How can researchers address potential contradictions in P58IPK antibody data?

Researchers may encounter contradictory results when working with P58IPK antibodies. These challenges can be addressed by:

• Antibody validation: Verify antibody specificity using P58IPK knockout controls to ensure signals are specific . Western blotting should show a clear band at 58 kDa that is absent in knockout samples.

• Multiple detection methods: Combine Western blotting with immunofluorescence or flow cytometry to confirm findings from multiple angles.

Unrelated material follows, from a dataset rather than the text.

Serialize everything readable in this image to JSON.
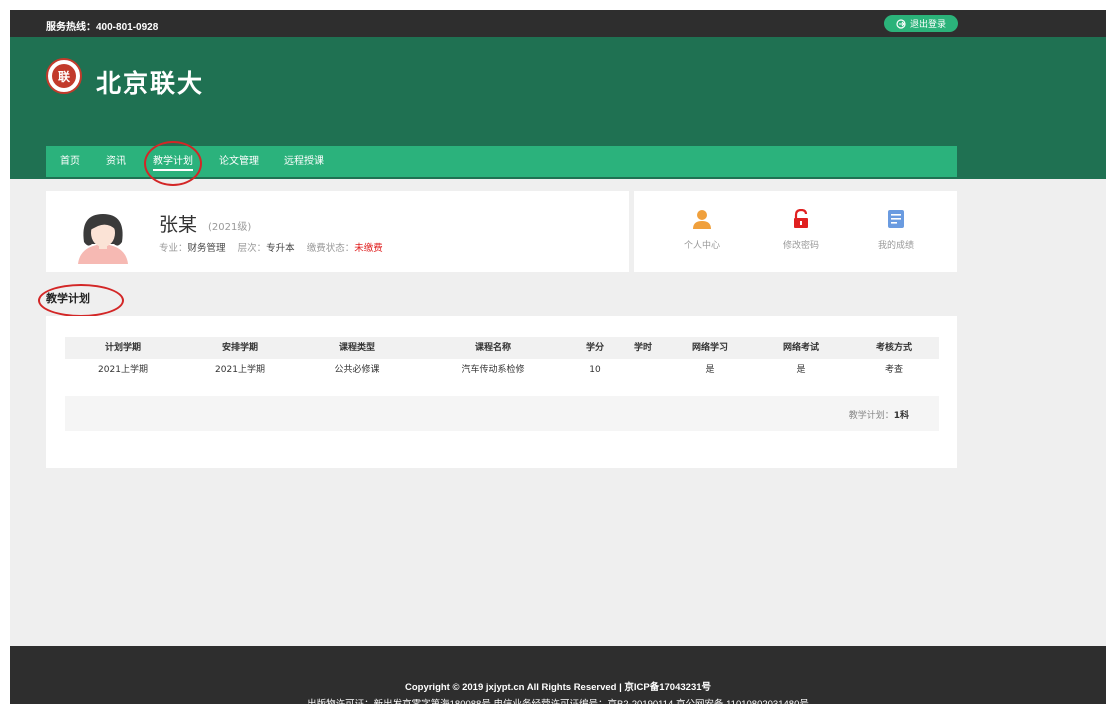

• Context consideration: P58IPK function changes depending on the cellular context. For example, its role in viral infection may differ from its role in endoplasmic reticulum stress responses. Researchers should carefully define the specific pathway being studied .

• Pathway redundancy analysis: When results appear contradictory, investigate potential redundant mechanisms that might compensate for P58IPK loss. For instance, cells might upregulate alternative PKR inhibitors when P58IPK is absent .

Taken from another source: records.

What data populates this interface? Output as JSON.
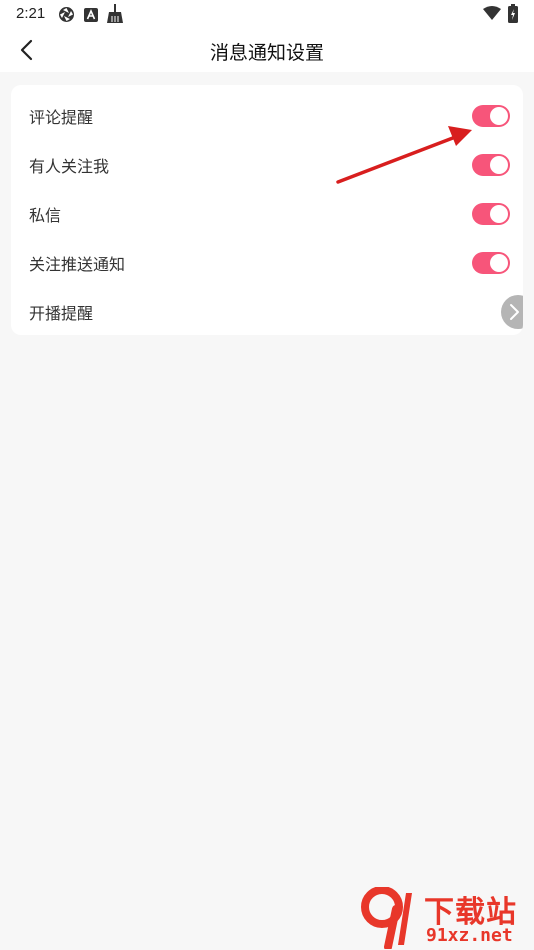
{
  "status_bar": {
    "time": "2:21",
    "left_icons": [
      "aperture-icon",
      "a-badge-icon",
      "broom-icon"
    ],
    "right_icons": [
      "wifi-icon",
      "battery-charging-icon"
    ]
  },
  "header": {
    "back_icon": "chevron-left-icon",
    "title": "消息通知设置"
  },
  "settings": [
    {
      "label": "评论提醒",
      "control": "toggle",
      "on": true
    },
    {
      "label": "有人关注我",
      "control": "toggle",
      "on": true
    },
    {
      "label": "私信",
      "control": "toggle",
      "on": true
    },
    {
      "label": "关注推送通知",
      "control": "toggle",
      "on": true
    },
    {
      "label": "开播提醒",
      "control": "chevron"
    }
  ],
  "colors": {
    "toggle_on": "#f7557a",
    "annotation_arrow": "#d81e1e",
    "watermark": "#e8372a"
  },
  "watermark": {
    "cn": "下载站",
    "en": "91xz.net"
  }
}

What experimental controls are essential when working with P58IPK antibodies?

Essential controls when working with P58IPK antibodies include:

• Positive control: Samples known to express high levels of P58IPK, such as pancreatic or testicular tissue extracts .

• Negative control: P58IPK knockout or knockdown samples to confirm antibody specificity.

• Loading control: Probing for housekeeping proteins to ensure equal loading, particularly important when comparing expression levels across different conditions.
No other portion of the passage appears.